Relegated to the rear, it often is tempting to second-guess oneself. Have I somehow ticked off the house publicist? Has my ranking slipped irreparably? Can anyone see me up here in fashion purdah? I duck reflexively behind my copy of The Daily.
But there is an upside to anonymity. “Sometimes it’s better to look at things without people staring at you,” said Anton Cobb, 40, a stylist, who took in the action from the rear at Alexander Wang. “You can actually focus on what’s going on.”
Remaining all but invisible had its perks for Ellen Thomas, 24, who attended Prabal Gurung on Sunday to gather string for Style Lyst, an AOL fashion blog. “Sometimes I think it’s really cool that I’m so young and I’m here,” she said. “I feel undeserving, like an impostor. It’s almost like I’ve cheated the system. I try to keep as low a profile as possible.”

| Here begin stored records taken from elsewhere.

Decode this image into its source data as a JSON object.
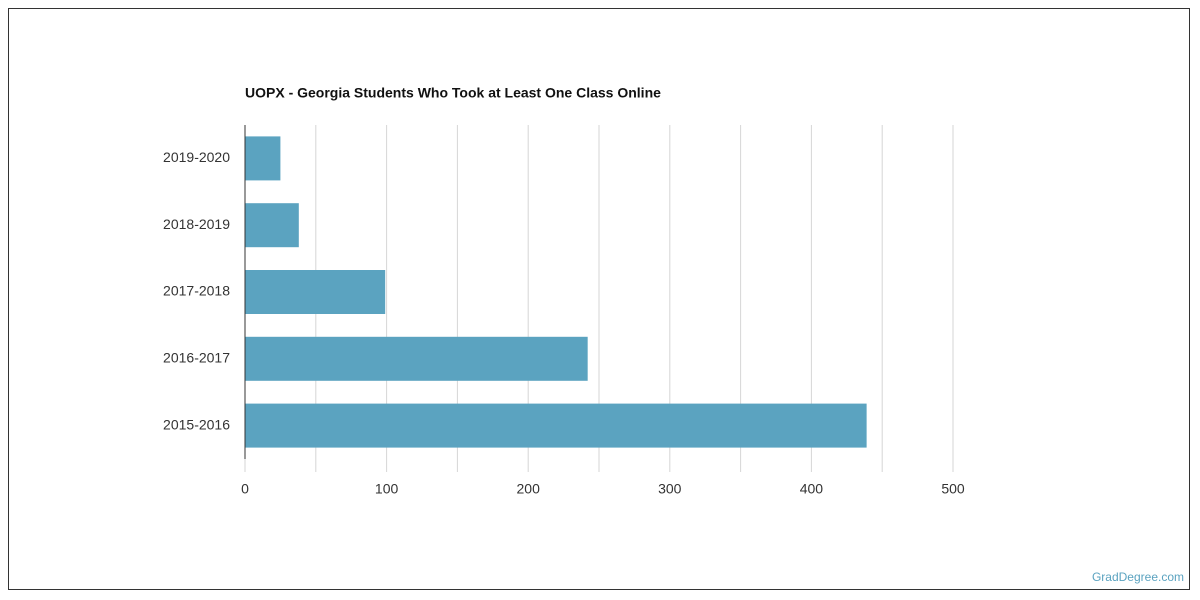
{
  "chart_data": {
    "type": "bar",
    "orientation": "horizontal",
    "title": "UOPX - Georgia Students Who Took at Least One Class Online",
    "categories": [
      "2019-2020",
      "2018-2019",
      "2017-2018",
      "2016-2017",
      "2015-2016"
    ],
    "values": [
      25,
      38,
      99,
      242,
      439
    ],
    "color": "#5ba3c0",
    "xlim": [
      0,
      500
    ],
    "xticks": [
      0,
      100,
      200,
      300,
      400,
      500
    ],
    "minor_xticks": [
      50,
      150,
      250,
      350,
      450
    ],
    "grid": true
  },
  "footer": {
    "source": "GradDegree.com"
  }
}
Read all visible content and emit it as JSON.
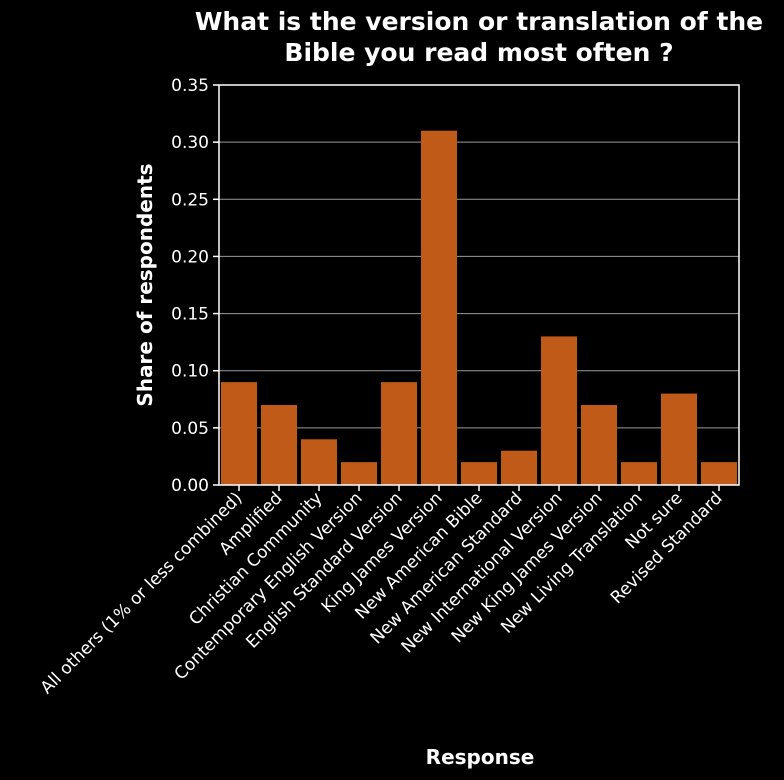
{
  "chart_data": {
    "type": "bar",
    "title_lines": [
      "What is the version or translation of the",
      "Bible you read most often ?"
    ],
    "xlabel": "Response",
    "ylabel": "Share of respondents",
    "ylim": [
      0,
      0.35
    ],
    "yticks": [
      "0.00",
      "0.05",
      "0.10",
      "0.15",
      "0.20",
      "0.25",
      "0.30",
      "0.35"
    ],
    "grid": true,
    "bar_color": "#c05a18",
    "background": "#000000",
    "categories": [
      "All others (1% or less combined)",
      "Amplified",
      "Christian Community",
      "Contemporary English Version",
      "English Standard Version",
      "King James Version",
      "New American Bible",
      "New American Standard",
      "New International Version",
      "New King James Version",
      "New Living Translation",
      "Not sure",
      "Revised Standard"
    ],
    "values": [
      0.09,
      0.07,
      0.04,
      0.02,
      0.09,
      0.31,
      0.02,
      0.03,
      0.13,
      0.07,
      0.02,
      0.08,
      0.02
    ]
  }
}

Posting earlier this week on Vogue.com, Katherine Bernard noted that “when you’re in the front row, you are part of the show itself,” not always an advantage. Conversations there, she observed, are constantly interrupted, and less than frank. “In the back, there’s talk. And there’s no risk of anyone important overhearing.”

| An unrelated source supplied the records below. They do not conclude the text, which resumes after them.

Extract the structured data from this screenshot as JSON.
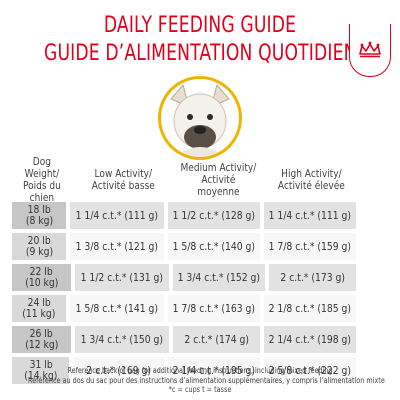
{
  "title": {
    "english": "DAILY FEEDING GUIDE",
    "french": "GUIDE D’ALIMENTATION QUOTIDIEN"
  },
  "brand_color": "#e1001a",
  "accent_color": "#f0b400",
  "headers": {
    "weight": [
      "Dog Weight/",
      "Poids du chien"
    ],
    "low": [
      "Low Activity/",
      "Activité basse"
    ],
    "medium": [
      "Medium Activity/",
      "Activité moyenne"
    ],
    "high": [
      "High Activity/",
      "Activité élevée"
    ]
  },
  "rows": [
    {
      "lb": "18 lb",
      "kg": "(8 kg)",
      "low": "1 1/4 c.t.* (111 g)",
      "medium": "1 1/2 c.t.* (128 g)",
      "high": "1 1/4 c.t.* (111 g)"
    },
    {
      "lb": "20 lb",
      "kg": "(9 kg)",
      "low": "1 3/8 c.t.* (121 g)",
      "medium": "1 5/8 c.t.* (140 g)",
      "high": "1 7/8 c.t.* (159 g)"
    },
    {
      "lb": "22 lb",
      "kg": "(10 kg)",
      "low": "1 1/2 c.t.* (131 g)",
      "medium": "1 3/4 c.t.* (152 g)",
      "high": "2 c.t.* (173 g)"
    },
    {
      "lb": "24 lb",
      "kg": "(11 kg)",
      "low": "1 5/8 c.t.* (141 g)",
      "medium": "1 7/8 c.t.* (163 g)",
      "high": "2 1/8 c.t.* (185 g)"
    },
    {
      "lb": "26 lb",
      "kg": "(12 kg)",
      "low": "1 3/4 c.t.* (150 g)",
      "medium": "2 c.t.* (174 g)",
      "high": "2 1/4 c.t.* (198 g)"
    },
    {
      "lb": "31 lb",
      "kg": "(14 kg)",
      "low": "2 c.t.* (169 g)",
      "medium": "2 1/4 c.t.* (195 g)",
      "high": "2 5/8 c.t.* (222 g)"
    }
  ],
  "footnotes": {
    "line1": "Reference back of bag for additional feeding instructions, including mixed feeding",
    "line2": "Référence au dos du sac pour des instructions d’alimentation supplémentaires, y compris l’alimentation mixte",
    "line3": "*c = cups t = tasse"
  }
}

Her seventh-row seat at Carolina Herrera “makes for great people watching,” said Kim Dryer, a partner in Sequin, the New York jewelry firm that supplied Herrera’s runway baubles. She could pick out the socialite Jamee Gregory, just able to discern her saucy pink shirtwaist. (“At least I think it’s a shirtwaist,” she said.)
For some, the ubiquitous cameras are a boon. As Bernard wrote, “if the person in front of me is a handy photographer, I can finally see an entire look in the show.”
In an interview this month in Paper magazine, Linda Fargo, the fashion director of Bergdorf Goodman, remembered scaling the heights at a much-anticipated Thierry Mugler show in Manhattan in the mid-’80s.
“The show, even from the eighth row, didn’t disappoint!” she recalled through a film of nostalgia. “I remember legions and battalions of Glamazon models marching out in powerful formations. OMG! The shoulder pads! The Veronica Lake hair! The smoky dry ice atmosphere.”
Plenty of spectators this week were as galvanized. “I’m here for the ambience” said Victoria Gutierrex, 29, who works for an event production company and had cadged from a friend an invitation to the Altuzarra show Saturday night. “The access is golden. For me, there is no such thing as a nosebleed seat.”